Thursday, April 16, 2026

Intentional dismantling of America

There have been so many issues to which I've objected politically and personally - starting with Trump #1 and now accelerating in Trump #2. Former U.S. Ambassador Rice is a reasoned voice, emerging from the moment she entered the national and international arena. That's why her address to the Steamboat Institute has so much weight.

Ambassador Rice addresses the five elements of international power and influence; military, economic, global network, domestic strength, and soft power. Her remarks, the "Status of the U.S. in the World" is a must-view. Take a few minutes to view her remarks and then copy the link and send it to everyone you know.

The U.S. was built on supporting a talented citizenry, collected from throughout the globe, and benefitting from education and opportunity. These very foundations are being dismantled to weaken the resistance to Trump's either ignorant or purposeful vision of a declining America.

Wednesday, April 1, 2026

Future-proofing graduates

Contemplating what higher education must do to prepare graduates for the workforces and communities of the future can take us down many pathways. The question is, how can consensus be built that will draw faculty and staff together in a concerted effort to actually do something that will be effective.

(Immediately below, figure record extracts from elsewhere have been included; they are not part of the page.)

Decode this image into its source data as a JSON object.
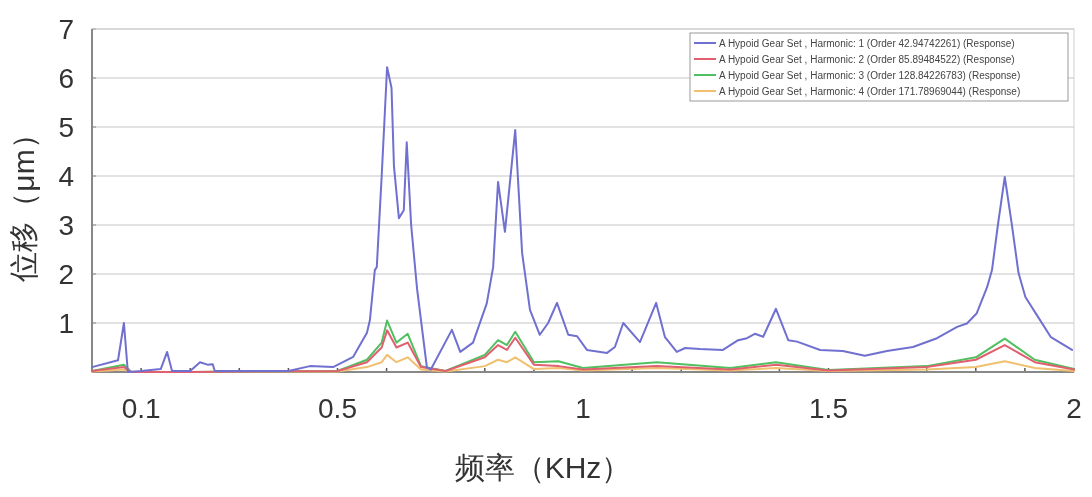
{
  "chart_data": {
    "type": "line",
    "xlabel": "频率（KHz）",
    "ylabel": "位移（μm）",
    "xlim": [
      0,
      2
    ],
    "ylim": [
      0,
      7
    ],
    "xticks": [
      {
        "value": 0.1,
        "label": "0.1"
      },
      {
        "value": 0.2,
        "label": null
      },
      {
        "value": 0.3,
        "label": null
      },
      {
        "value": 0.4,
        "label": null
      },
      0.5,
      {
        "value": 0.6,
        "label": null
      },
      {
        "value": 0.7,
        "label": null
      },
      {
        "value": 0.8,
        "label": null
      },
      {
        "value": 0.9,
        "label": null
      },
      1,
      {
        "value": 1.1,
        "label": null
      },
      {
        "value": 1.2,
        "label": null
      },
      {
        "value": 1.3,
        "label": null
      },
      {
        "value": 1.4,
        "label": null
      },
      1.5,
      {
        "value": 1.6,
        "label": null
      },
      {
        "value": 1.7,
        "label": null
      },
      {
        "value": 1.8,
        "label": null
      },
      {
        "value": 1.9,
        "label": null
      },
      2
    ],
    "yticks": [
      1,
      2,
      3,
      4,
      5,
      6,
      7
    ],
    "grid": "y",
    "legend": "top right",
    "series": [
      {
        "name": "A Hypoid Gear Set , Harmonic: 1 (Order 42.94742261) (Response)",
        "color": "#7070d0",
        "x": [
          0,
          0.053,
          0.065,
          0.073,
          0.1,
          0.14,
          0.153,
          0.163,
          0.2,
          0.22,
          0.235,
          0.246,
          0.25,
          0.3,
          0.4,
          0.444,
          0.491,
          0.532,
          0.56,
          0.566,
          0.576,
          0.58,
          0.59,
          0.601,
          0.61,
          0.615,
          0.625,
          0.635,
          0.641,
          0.65,
          0.662,
          0.682,
          0.69,
          0.733,
          0.75,
          0.776,
          0.804,
          0.817,
          0.827,
          0.841,
          0.862,
          0.876,
          0.892,
          0.912,
          0.929,
          0.947,
          0.97,
          0.988,
          1.008,
          1.049,
          1.065,
          1.082,
          1.116,
          1.149,
          1.167,
          1.191,
          1.208,
          1.238,
          1.285,
          1.316,
          1.334,
          1.35,
          1.367,
          1.393,
          1.418,
          1.436,
          1.483,
          1.529,
          1.574,
          1.619,
          1.672,
          1.721,
          1.762,
          1.782,
          1.802,
          1.823,
          1.833,
          1.845,
          1.859,
          1.873,
          1.887,
          1.901,
          1.927,
          1.953,
          1.996
        ],
        "values": [
          0.1,
          0.24,
          1.0,
          0.0,
          0.02,
          0.06,
          0.41,
          0.02,
          0.02,
          0.2,
          0.15,
          0.16,
          0.02,
          0.02,
          0.02,
          0.12,
          0.1,
          0.31,
          0.8,
          1.06,
          2.08,
          2.14,
          4.0,
          6.22,
          5.8,
          4.2,
          3.14,
          3.3,
          4.69,
          3.0,
          1.7,
          0.1,
          0.05,
          0.86,
          0.41,
          0.6,
          1.4,
          2.14,
          3.88,
          2.86,
          4.94,
          2.43,
          1.27,
          0.76,
          1.0,
          1.41,
          0.76,
          0.73,
          0.45,
          0.39,
          0.51,
          1.0,
          0.61,
          1.41,
          0.71,
          0.41,
          0.49,
          0.47,
          0.45,
          0.65,
          0.69,
          0.78,
          0.72,
          1.29,
          0.65,
          0.62,
          0.45,
          0.43,
          0.33,
          0.43,
          0.51,
          0.69,
          0.92,
          0.99,
          1.2,
          1.73,
          2.08,
          3.0,
          3.98,
          3.04,
          2.02,
          1.53,
          1.12,
          0.71,
          0.45
        ]
      },
      {
        "name": "A Hypoid Gear Set , Harmonic: 2 (Order 85.89484522) (Response)",
        "color": "#e06070",
        "x": [
          0,
          0.065,
          0.08,
          0.2,
          0.5,
          0.56,
          0.59,
          0.601,
          0.62,
          0.643,
          0.67,
          0.72,
          0.8,
          0.827,
          0.845,
          0.862,
          0.9,
          0.95,
          1.0,
          1.15,
          1.3,
          1.393,
          1.5,
          1.7,
          1.8,
          1.859,
          1.92,
          2.0
        ],
        "values": [
          0.02,
          0.1,
          0.0,
          0.0,
          0.02,
          0.2,
          0.5,
          0.85,
          0.5,
          0.6,
          0.1,
          0.02,
          0.3,
          0.55,
          0.45,
          0.7,
          0.15,
          0.12,
          0.05,
          0.12,
          0.05,
          0.15,
          0.03,
          0.1,
          0.25,
          0.55,
          0.2,
          0.05
        ]
      },
      {
        "name": "A Hypoid Gear Set , Harmonic: 3 (Order 128.84226783) (Response)",
        "color": "#50c060",
        "x": [
          0,
          0.065,
          0.08,
          0.2,
          0.5,
          0.56,
          0.59,
          0.601,
          0.62,
          0.643,
          0.67,
          0.72,
          0.8,
          0.827,
          0.845,
          0.862,
          0.9,
          0.95,
          1.0,
          1.15,
          1.3,
          1.393,
          1.5,
          1.7,
          1.8,
          1.859,
          1.92,
          2.0
        ],
        "values": [
          0.02,
          0.15,
          0.0,
          0.0,
          0.02,
          0.25,
          0.6,
          1.05,
          0.6,
          0.78,
          0.12,
          0.02,
          0.35,
          0.65,
          0.55,
          0.82,
          0.2,
          0.22,
          0.08,
          0.2,
          0.08,
          0.2,
          0.04,
          0.12,
          0.3,
          0.68,
          0.25,
          0.06
        ]
      },
      {
        "name": "A Hypoid Gear Set , Harmonic: 4 (Order 171.78969044) (Response)",
        "color": "#f0c070",
        "x": [
          0,
          0.065,
          0.08,
          0.2,
          0.5,
          0.56,
          0.59,
          0.601,
          0.62,
          0.643,
          0.67,
          0.72,
          0.8,
          0.827,
          0.845,
          0.862,
          0.9,
          0.95,
          1.0,
          1.15,
          1.3,
          1.393,
          1.5,
          1.7,
          1.8,
          1.859,
          1.92,
          2.0
        ],
        "values": [
          0.01,
          0.05,
          0.0,
          0.0,
          0.01,
          0.1,
          0.2,
          0.35,
          0.2,
          0.3,
          0.05,
          0.01,
          0.12,
          0.25,
          0.2,
          0.3,
          0.06,
          0.08,
          0.03,
          0.08,
          0.03,
          0.08,
          0.02,
          0.05,
          0.1,
          0.22,
          0.08,
          0.02
        ]
      }
    ]
  }
}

Using AI to generate ideas about where higher education should focus resulted in four areas:

  • Metacognitive agility - The ability to "learn how to learn" and the humility to remain a "rookie" as tools evolve every few months.
  • Ethical discernment - AI can provide options, but it lacks a moral compass. The ability to weigh the societal and human consequences of a decision is a premium trait.
  • Empathic leadership - Managing teams in an era of uncertainty requires high emotional intelligence (EQ) to maintain morale and navigate complex human conflicts.
  • Systems thinking - The capacity to connect dots across disparate disciplines (e.g., law, tech and sociology) to solve "wicked" problems that AI sees only in fragments.
These are verbatim from Gemini 3 Thinking - because I couldn't find ways to improve them. The question is if higher education has the ability to shift to such encompassing and critical areas when many in the academy are metaphorically focused on how many angels can dance on the tip of a pin. Higher education's work goes beyond knowledge production to negotiating with others about how that knowledge is to be used.

The displacement of current workers sends a clear message to students, policy makers and other stakeholders. As a result, current students are already rethinking their majors in the light of AI's emergence. Graduates' concerns about having AI skills for future workplaces is exacerbated by no clear indication of what that involves. The New York Times reported that Anthropic planned to postpone release of its newest model (Mythos) because the prototype was too good at finding software weaknesses.

Attention to how AI will change workplaces and opportunities needs to be balanced with a people-first commitment, one that focuses on developing different capabilities and capacities. Factors like metacognitive ability, ethical discernment, empathic leadership, and systems thinking can serve as a rallying point for educators if they come together in an effort to preserve our humanity and connections with each other. Advocates say that the major return on investment of humanities education is cultivating these characteristics.

Administrative hierarchy, disciplinary provincialism, and obsession with individual and organizational competitive superiority are the hurdles that educators face. After 50+ years as a participant in organizations infested with these dynamics and now a continuing observer, I can't state more emphatically how important it is to get serious about breaking down these barriers and joining together in serving students by striving to future-proof them for the changing world we inhabit.